T.N : Ouais c’est un peu ça, après je ne dirais pas « faux combat. » Mais c’est des gens qui vivent un peu dans leurs chimères quoi. Le côté un peu « bling-bling », un peu « on veut en être », tu vois. Le danger après, en tout cas dans le film, c’est la réalisation de soi-même, de devenir un homme. Parce que tous autant qu’on est, on fait partie de la même génération, et on évolue un peu dans la même mouvance.
Maintenant t’as le droit de t’amuser dans la vie, mais je dis simplement : si c’est que ça ta vie, t’es entrain de tomber dur. Maintenant, si tu te dis je prends le temps de faire ça, et quand tu rentres chez toi, tu prends conscience que tu t’es bien amusé mais qu’il y a la vraie vie qui t’attends, c’est bon tu as compris. T’es tranquille, tu restes quand même connecté aux vraies choses.
YARD : Trouves-tu qu’il y a une perte des valeurs ?

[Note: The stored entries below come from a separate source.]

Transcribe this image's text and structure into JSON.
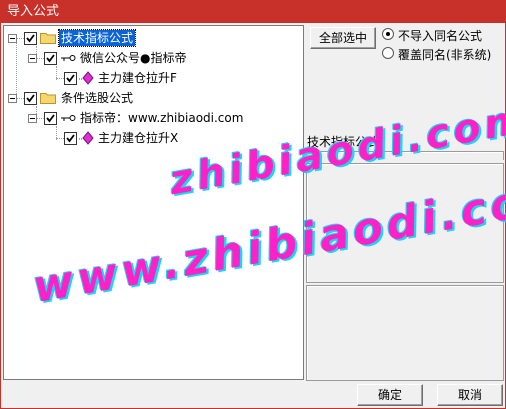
{
  "window": {
    "title": "导入公式"
  },
  "tree": {
    "nodes": [
      {
        "label": "技术指标公式",
        "checked": true,
        "selected": true
      },
      {
        "label": "微信公众号●指标帝",
        "checked": true
      },
      {
        "label": "主力建仓拉升F",
        "checked": true
      },
      {
        "label": "条件选股公式",
        "checked": true
      },
      {
        "label": "指标帝：www.zhibiaodi.com",
        "checked": true
      },
      {
        "label": "主力建仓拉升X",
        "checked": true
      }
    ]
  },
  "options": {
    "select_all_label": "全部选中",
    "radio_skip_label": "不导入同名公式",
    "radio_overwrite_label": "覆盖同名(非系统)",
    "selected_radio": "radio_skip"
  },
  "info": {
    "category_label": "技术指标公式"
  },
  "footer": {
    "ok_label": "确定",
    "cancel_label": "取消"
  },
  "watermark": {
    "line1": "zhibiaodi.com",
    "line2": "www.zhibiaodi.com"
  },
  "colors": {
    "accent": "#c8302a",
    "selection": "#0a64d8",
    "watermark_fill": "#ff21c8",
    "watermark_shadow": "#19d7f0"
  }
}
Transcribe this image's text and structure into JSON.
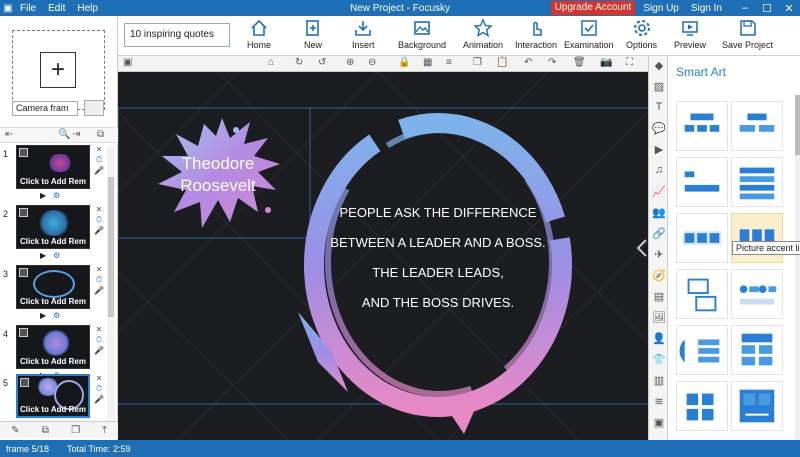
{
  "app": {
    "title": "New Project - Focusky",
    "menu": [
      "File",
      "Edit",
      "Help"
    ],
    "upgrade": "Upgrade Account",
    "signup": "Sign Up",
    "signin": "Sign In"
  },
  "toolbar": {
    "search_value": "10 inspiring quotes",
    "buttons": [
      "Home",
      "New",
      "Insert",
      "Background",
      "Animation",
      "Interaction",
      "Examination",
      "Options",
      "Preview",
      "Save Project"
    ]
  },
  "left": {
    "camera_select": "Camera fram",
    "frames": [
      {
        "num": "1",
        "label": "Click to Add Rem"
      },
      {
        "num": "2",
        "label": "Click to Add Rem"
      },
      {
        "num": "3",
        "label": "Click to Add Rem"
      },
      {
        "num": "4",
        "label": "Click to Add Rem"
      },
      {
        "num": "5",
        "label": "Click to Add Rem"
      }
    ]
  },
  "canvas": {
    "name_line1": "Theodore",
    "name_line2": "Roosevelt",
    "quote": [
      "PEOPLE ASK THE DIFFERENCE",
      "BETWEEN A LEADER AND A BOSS.",
      "THE LEADER LEADS,",
      "AND THE BOSS DRIVES."
    ]
  },
  "right": {
    "title": "Smart Art",
    "tooltip": "Picture accent list"
  },
  "status": {
    "frame": "frame 5/18",
    "total": "Total Time: 2:59"
  }
}
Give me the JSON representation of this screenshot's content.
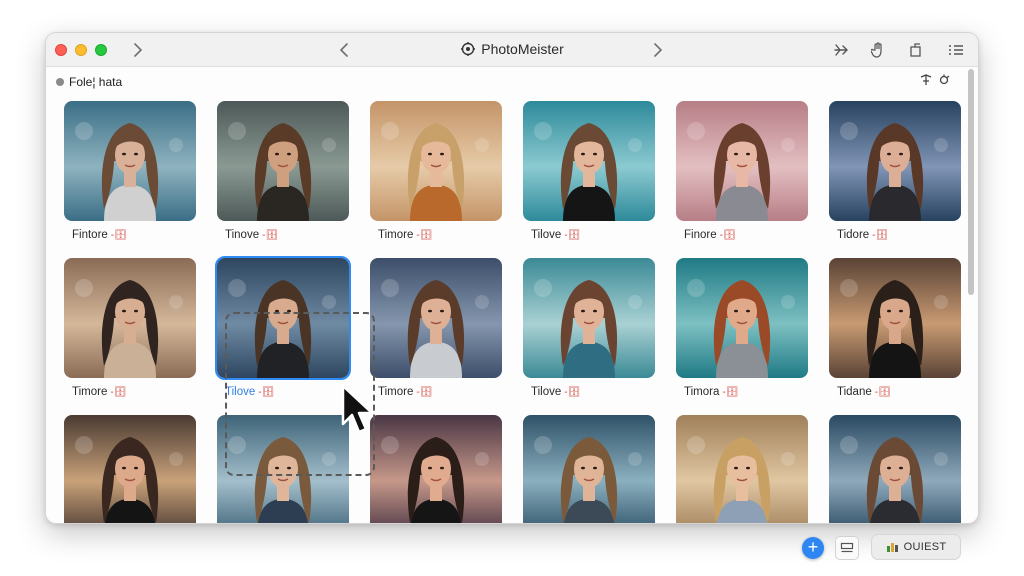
{
  "app": {
    "title": "PhotoMeister"
  },
  "colors": {
    "accent": "#2f8cf5",
    "selection_label": "#2f7fe8",
    "tag": "#d0443c"
  },
  "toolbar": {
    "left_icons": [
      "window-close-light",
      "window-minimize-light",
      "window-zoom-light",
      "chevron-right-icon"
    ],
    "nav_icons": [
      "chevron-left-icon",
      "chevron-right-icon"
    ],
    "right_icons": [
      "share-arrow-icon",
      "hand-icon",
      "sidebar-icon",
      "list-icon"
    ]
  },
  "subbar": {
    "folder_label": "Fole¦ hata",
    "right_icons": [
      "filter-icon",
      "settings-icon"
    ]
  },
  "photos": [
    {
      "caption": "Fintore",
      "tag": "-🗄",
      "palette": [
        "#3a6e86",
        "#8fb3bf",
        "#6b4a36",
        "#d9b198",
        "#d0d0d0"
      ]
    },
    {
      "caption": "Tinove",
      "tag": "-🗄",
      "palette": [
        "#4d5958",
        "#8a9a93",
        "#5a3b28",
        "#cfa080",
        "#2a2622"
      ]
    },
    {
      "caption": "Timore",
      "tag": "-🗄",
      "palette": [
        "#c49468",
        "#e6cba8",
        "#c7a06a",
        "#e6b99a",
        "#b8692b"
      ]
    },
    {
      "caption": "Tilove",
      "tag": "-🗄",
      "palette": [
        "#2d8a9a",
        "#8ccad1",
        "#6a4a34",
        "#e2b79b",
        "#151515"
      ]
    },
    {
      "caption": "Finore",
      "tag": "-🗄",
      "palette": [
        "#b77e86",
        "#e3bfc2",
        "#6b3f2e",
        "#e6b8a5",
        "#8a8a92"
      ]
    },
    {
      "caption": "Tidore",
      "tag": "-🗄",
      "palette": [
        "#27425f",
        "#8195b6",
        "#5a3828",
        "#dcae96",
        "#2a2a2e"
      ]
    },
    {
      "caption": "Timore",
      "tag": "-🗄",
      "palette": [
        "#8a6c56",
        "#d5b79a",
        "#2f2420",
        "#d8ae92",
        "#c9b096"
      ]
    },
    {
      "caption": "Tilove",
      "tag": "-🗄",
      "palette": [
        "#2e4660",
        "#6f8aa3",
        "#4a3426",
        "#d8ab8e",
        "#202226"
      ]
    },
    {
      "caption": "Timore",
      "tag": "-🗄",
      "palette": [
        "#3d4e6a",
        "#8596ae",
        "#5b3c2a",
        "#deb096",
        "#c8ccd0"
      ]
    },
    {
      "caption": "Tilove",
      "tag": "-🗄",
      "palette": [
        "#3b8a96",
        "#a9d1d3",
        "#6b4331",
        "#e0b297",
        "#2f6e82"
      ]
    },
    {
      "caption": "Timora",
      "tag": "-🗄",
      "palette": [
        "#1f7a85",
        "#7dc0c2",
        "#9a4a26",
        "#e0a98a",
        "#8a9096"
      ]
    },
    {
      "caption": "Tidane",
      "tag": "-🗄",
      "palette": [
        "#5a4336",
        "#c89a72",
        "#2b1f1a",
        "#d9a88a",
        "#141414"
      ]
    },
    {
      "caption": "",
      "tag": "",
      "palette": [
        "#4a3a32",
        "#c9a27a",
        "#3a2820",
        "#dca98a",
        "#141414"
      ]
    },
    {
      "caption": "",
      "tag": "",
      "palette": [
        "#3e6478",
        "#a4bfcc",
        "#7a5a3c",
        "#e0b69a",
        "#2e3e52"
      ]
    },
    {
      "caption": "",
      "tag": "",
      "palette": [
        "#4a3644",
        "#c6988a",
        "#2b1d18",
        "#e0ab8e",
        "#151515"
      ]
    },
    {
      "caption": "",
      "tag": "",
      "palette": [
        "#2f5268",
        "#8bb0bf",
        "#7a5a3a",
        "#e0b597",
        "#3c4a58"
      ]
    },
    {
      "caption": "",
      "tag": "",
      "palette": [
        "#a0805a",
        "#e0c7a2",
        "#c8a064",
        "#e8bf9e",
        "#8ea0b6"
      ]
    },
    {
      "caption": "",
      "tag": "",
      "palette": [
        "#2a4a62",
        "#8fa9bb",
        "#6a4a34",
        "#ddb096",
        "#2a2c32"
      ]
    }
  ],
  "selected_index": 7,
  "bottom": {
    "add_label": "+",
    "quest_label": "OUIEST"
  }
}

T.N : Je ne sais pas, je ne veux pas passer pour un réac’ (rires). Peut-être pas une perte de valeurs, j’en sais rien. Je dis simplement qu’il ne faut pas perdre de vue les vraies choses de la vie. Je ne peux pas dire le contraire, aujourd’hui je viens d’avoir ma première fille. À un moment, je crois que quand tu viens sur Terre t’as un passage où tu vis, tu comprends des choses, et puis t’as envie d’avoir une famille, c’est tout.

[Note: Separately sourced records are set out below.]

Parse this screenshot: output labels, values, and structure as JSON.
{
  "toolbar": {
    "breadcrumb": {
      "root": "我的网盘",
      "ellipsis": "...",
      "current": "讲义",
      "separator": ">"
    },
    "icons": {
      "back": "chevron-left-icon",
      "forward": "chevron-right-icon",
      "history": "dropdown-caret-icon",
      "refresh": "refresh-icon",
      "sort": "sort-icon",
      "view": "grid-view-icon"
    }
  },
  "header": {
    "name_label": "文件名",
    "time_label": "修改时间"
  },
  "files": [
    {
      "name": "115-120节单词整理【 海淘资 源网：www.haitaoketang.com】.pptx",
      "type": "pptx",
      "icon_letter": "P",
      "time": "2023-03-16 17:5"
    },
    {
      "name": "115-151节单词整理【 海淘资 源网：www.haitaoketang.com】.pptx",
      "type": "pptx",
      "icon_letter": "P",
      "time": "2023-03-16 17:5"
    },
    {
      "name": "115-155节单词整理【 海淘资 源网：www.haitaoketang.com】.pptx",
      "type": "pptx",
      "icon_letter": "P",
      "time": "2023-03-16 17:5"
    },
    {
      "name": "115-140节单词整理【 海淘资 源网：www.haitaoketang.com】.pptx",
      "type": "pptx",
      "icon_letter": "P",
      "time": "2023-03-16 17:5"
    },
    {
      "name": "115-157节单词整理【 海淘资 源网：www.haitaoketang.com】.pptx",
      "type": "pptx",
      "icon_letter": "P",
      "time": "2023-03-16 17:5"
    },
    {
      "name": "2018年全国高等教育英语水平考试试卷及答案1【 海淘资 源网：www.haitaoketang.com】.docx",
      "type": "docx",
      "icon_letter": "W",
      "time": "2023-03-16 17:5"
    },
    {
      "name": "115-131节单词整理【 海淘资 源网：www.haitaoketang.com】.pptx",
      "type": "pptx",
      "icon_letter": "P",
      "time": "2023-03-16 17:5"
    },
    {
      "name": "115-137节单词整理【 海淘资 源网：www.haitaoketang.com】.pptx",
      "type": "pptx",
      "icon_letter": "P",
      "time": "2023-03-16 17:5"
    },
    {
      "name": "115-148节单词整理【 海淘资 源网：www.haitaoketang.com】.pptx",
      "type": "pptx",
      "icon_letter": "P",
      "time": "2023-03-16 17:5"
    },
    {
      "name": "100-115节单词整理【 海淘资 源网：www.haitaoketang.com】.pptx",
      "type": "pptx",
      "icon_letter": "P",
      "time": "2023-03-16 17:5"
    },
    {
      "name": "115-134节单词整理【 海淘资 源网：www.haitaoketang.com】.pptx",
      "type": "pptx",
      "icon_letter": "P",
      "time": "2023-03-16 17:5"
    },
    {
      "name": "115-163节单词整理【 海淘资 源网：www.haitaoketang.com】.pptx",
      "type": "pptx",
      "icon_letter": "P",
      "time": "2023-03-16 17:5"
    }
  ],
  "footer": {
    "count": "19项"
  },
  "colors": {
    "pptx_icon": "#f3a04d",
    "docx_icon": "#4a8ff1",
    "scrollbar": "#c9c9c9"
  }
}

Après chacun sa trajectoire, ce n’est pas parce que j’ai une fille que je vais m’arrêter d’écouter Kaaris, tu vois. Au contraire, elle écoutera avec moi et elle fera la part des choses et puis tout va bien. Je ne vais pas m’arrêter de porter des Vans et mettre un pull à col roulé et devenir méprisant : « Les jeunes vous êtes des cons. » J’ai horreur de ça, je dis simplement qu’il y a un vrai travail éducatif à faire. Il ne faut pas perdre le nord.
YARD : Dans FastLife, il y a l’envie de tomber juste dans les codes de la rue, de ne pas se tromper, non ?

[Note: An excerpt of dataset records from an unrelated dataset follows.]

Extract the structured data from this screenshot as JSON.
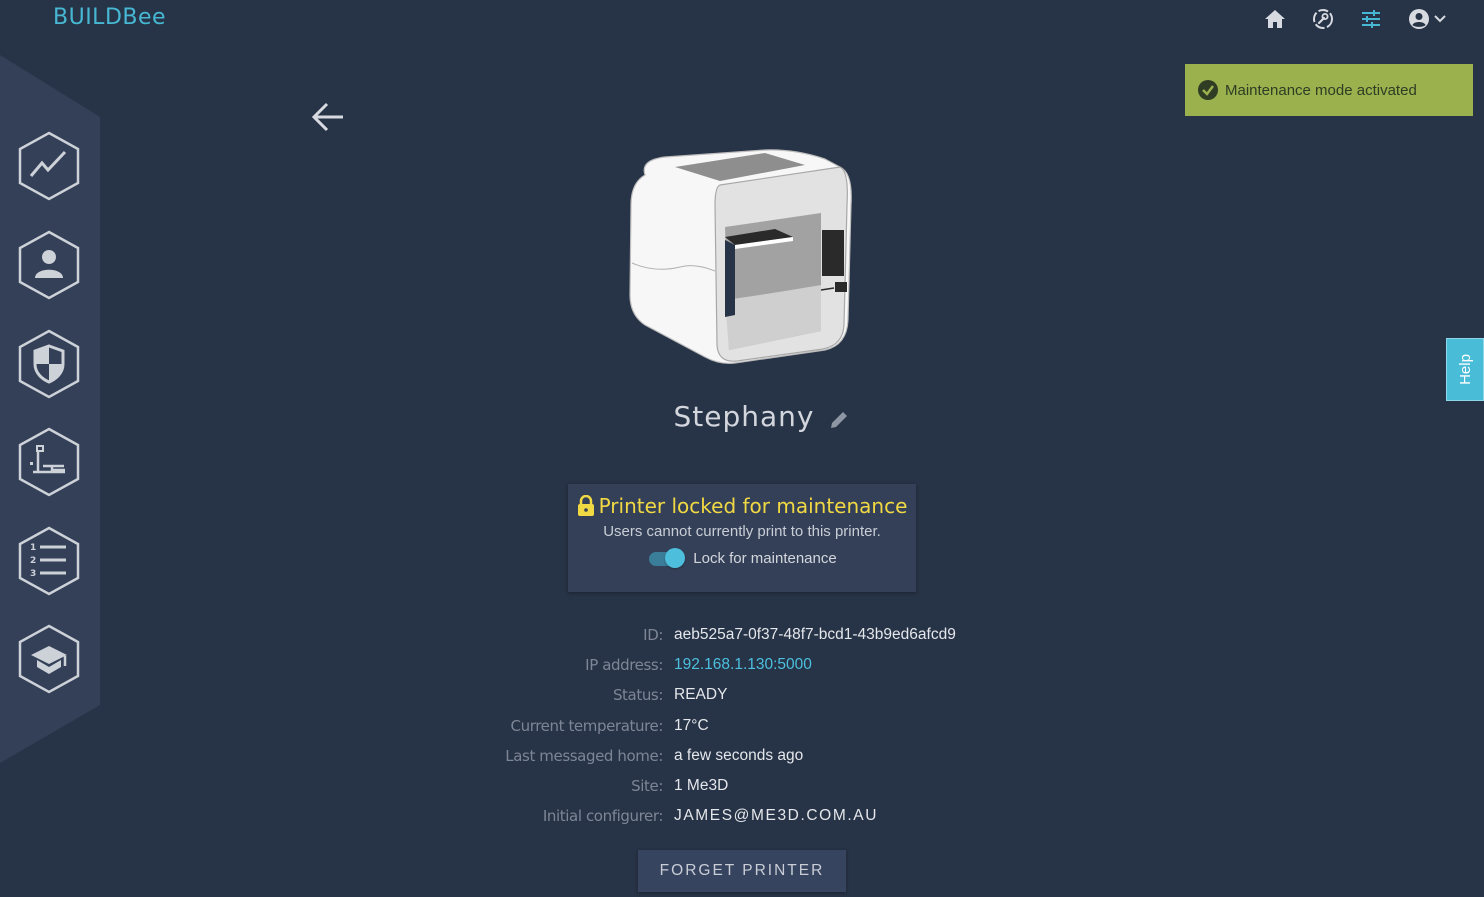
{
  "header": {
    "logo": "BUILDBee",
    "nav_icons": [
      "home-icon",
      "maintenance-clock-icon",
      "settings-sliders-icon",
      "account-circle-icon"
    ],
    "active_nav": "settings-sliders-icon",
    "colors": {
      "accent": "#47b8d3",
      "background": "#273346",
      "sidebar": "#344058"
    }
  },
  "sidebar": {
    "items": [
      {
        "icon": "analytics-chart-icon"
      },
      {
        "icon": "user-icon"
      },
      {
        "icon": "security-shield-icon"
      },
      {
        "icon": "printer-icon"
      },
      {
        "icon": "numbered-list-icon"
      },
      {
        "icon": "education-cap-icon"
      }
    ]
  },
  "toast": {
    "message": "Maintenance mode activated",
    "icon": "check-circle-icon",
    "color": "#9bb14d"
  },
  "help_tab": {
    "label": "Help"
  },
  "printer": {
    "name": "Stephany",
    "lock_panel": {
      "title": "Printer locked for maintenance",
      "subtitle": "Users cannot currently print to this printer.",
      "toggle_label": "Lock for maintenance",
      "toggle_on": true
    },
    "details": [
      {
        "label": "ID:",
        "value": "aeb525a7-0f37-48f7-bcd1-43b9ed6afcd9"
      },
      {
        "label": "IP address:",
        "value": "192.168.1.130:5000"
      },
      {
        "label": "Status:",
        "value": "READY"
      },
      {
        "label": "Current temperature:",
        "value": "17°C"
      },
      {
        "label": "Last messaged home:",
        "value": "a few seconds ago"
      },
      {
        "label": "Site:",
        "value": "1 Me3D"
      },
      {
        "label": "Initial configurer:",
        "value": "JAMES@ME3D.COM.AU"
      }
    ],
    "forget_button": "FORGET PRINTER"
  }
}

T.N : Merci, c’est gentil de me dire ça. Je ne peux pas crier que je viens de la rue, parce que ce serait un mensonge. Je suis issu d’un quartier populaire, mais effectivement il y a des codes que je connais et qui me font rire. FastLife, c’est une comédie, c’est vrai qu’on parle très gravement depuis tout à l’heure et ça commence à bien faire. Il va falloir qu’on se détende un peu.
C’est vrai que moi j’ai toujours le plaisir de me faire arrêter dans la rue par des gens qui aiment mon travail. Ils sentent qu’on a une volonté un peu commune. Cette culture, ce patrimoine, je n’ai pas envie de les trahir, je n’ai pas envie de leurs faire honte. Donc forcément s’il y a des codes que je connais, je vais essayer de les retranscrire avec justesse.
YARD : Dans le travail sur les personnages, il y a une véritable admiration pour chacun d’entre eux.
T.N : C’est un peu l’univers dans lequel je baigne. C’est ce qui est ouf car même quand on a accès à de grands trucs tu restes toujours connecté à la rue : « Putain… Ouais t’as vu ce serait pas mal que tu mettes mon T-shirt en promo », « Bah laisse-moi ton numéro je t’appelle » (rires). Des trucs embarrassants quoi. Mais en même temps j’ai beaucoup de respect pour ça car être auto-entrepreneur c’est une démarche où tu mets tes couilles sur la table hein. Ce n’est pas évident.
Moi je suis plus animé par un esprit de revanche, après je pense que j’ai un feu intérieur. Ce sont mes origines, ma mère pourrait mieux t’expliquer que moi, on a une folie chez nous. On est suicidaire, mais ce n’est pas très grave (rires).
Le truc, c’est que si des mecs comme moi cultivent le stéréotype alors que t’as la chance de faire du cinéma, de faire un film, bah j’ai envie de te dire : « Reste chez toi. » Moi je suis de Maisons-Alfort, ce serait horrible de faire ça et de voir le regard des gens qui se disent : « C’est quoi ton délire ? Pourquoi tu fais ca ? Je comprends pas. ». Ce n’est pas une revanche, c’est juste l’idée de faire les choses bien. Tu peux faire des comédies, tu peux faire tout un tas de film, mais ne déshonore pas les gens.